En 1273, l’évêque Géraud de Monlezun conclut un paréage avec Edouard Ier, roi d’Angleterre, lui cédant la moitié de ses droits. Les remparts de la ville sont ensuite édifiés et la charte de coutume de Lectoure est rédigée en 1294. Jusqu’au milieu du XIVème siècle, fin de la domination anglaise, de hautes demeures en pierre sont construites  de part et d'autre de l'axe principal, en retrait. Une trentaine d’entre elles ont été recensées à ce jour et on suppose que des échoppes en bois bordaient la rue. De cette époque, on garde le parcellaire avec les venelles appelées « carrelots ». Trois ordres masculins s’installent : les Carmes, les Dominicains et les Cordeliers.

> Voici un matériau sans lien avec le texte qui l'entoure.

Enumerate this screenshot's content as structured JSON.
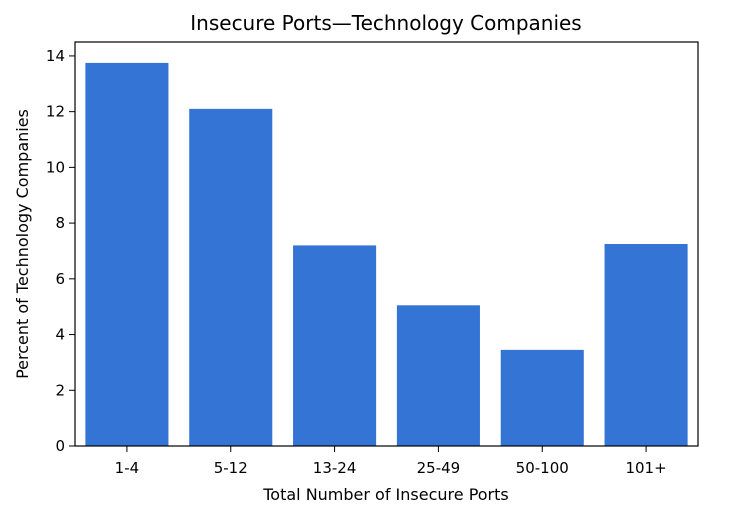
{
  "chart_data": {
    "type": "bar",
    "title": "Insecure Ports—Technology Companies",
    "xlabel": "Total Number of Insecure Ports",
    "ylabel": "Percent of Technology Companies",
    "categories": [
      "1-4",
      "5-12",
      "13-24",
      "25-49",
      "50-100",
      "101+"
    ],
    "values": [
      13.75,
      12.1,
      7.2,
      5.05,
      3.45,
      7.25
    ],
    "ylim": [
      0,
      14.5
    ],
    "yticks": [
      0,
      2,
      4,
      6,
      8,
      10,
      12,
      14
    ],
    "bar_color": "#3474d4",
    "grid": false
  }
}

Les comtes d’Armagnac prennent possession de la Ville au milieu du XIVème siècle et construisent un château à l’extrémité de l’éperon. Lectoure devient le siège de leur Comté, devenu si vaste qu’il inquiète le roi de France. A  la fin du XVème siècle, lorsque la Ville est conquise par Louis XI, s’établit une sénéchaussée royale. Les années qui suivent sont consacrées aux réparations et aux reconstructions, mais la Ville ne retrouvera jamais sa splendeur médiévale.

La plus ancienne mention d’un collège à Lectoure remonte à  1518. Le milieu du XVIème  siècle est tourmenté par les guerres de Religion : influencé par les foyers voisins de propagation – Mauvezin, Agen et Nérac – les habitants prennent rapidement le parti de la Réforme. Catholiques et protestants cherchent à détenir la « clé de la Gascogne », possession de la reine de Navarre, Jeanne d’Albret. La Cathédrale est partiellement détruite en 1561.

Le XVIIème siècle est celui de l’affirmation de la religion catholique. Trois couvents sont fondés pour les Carmélites, les Clarisses, les Capucins.

Le XVIIIème siècle est une période d’essor économique, essentiellement dû aux tanneries et à l’agriculture. Les artisans sont aussi nombreux et la Ville, par ses fonctions religieuses, administratives, judiciaires, militaires et intellectuelles, héberge nombre de notables et de puissants. Elle se pare d’édifices imposants et de riches demeures pour la plupart, construites devant les habitations médiévales, en bordure de la rue Royale, actuelle rue Nationale, et les dépendances sont bâties à l’arrière, englobant ainsi l’habitat médiéval.

La bourgeoisie s’enthousiasme pour les idées révolutionnaires. Dans le deuxième Bataillon des Volontaires du Gers, commandé par le Lieutenant-Colonel Laterrade, s’enrôlent les « illustres » de Lectoure dont Jean Lannes, le plus célèbre d’entre eux. Lectoure devient chef-lieu d’arrondissement de 1800 à 1926. Au XIXème siècle, les foires et marchés sont délaissés. Le chemin de fer transporte des voyageurs de 1865 aux années 1960.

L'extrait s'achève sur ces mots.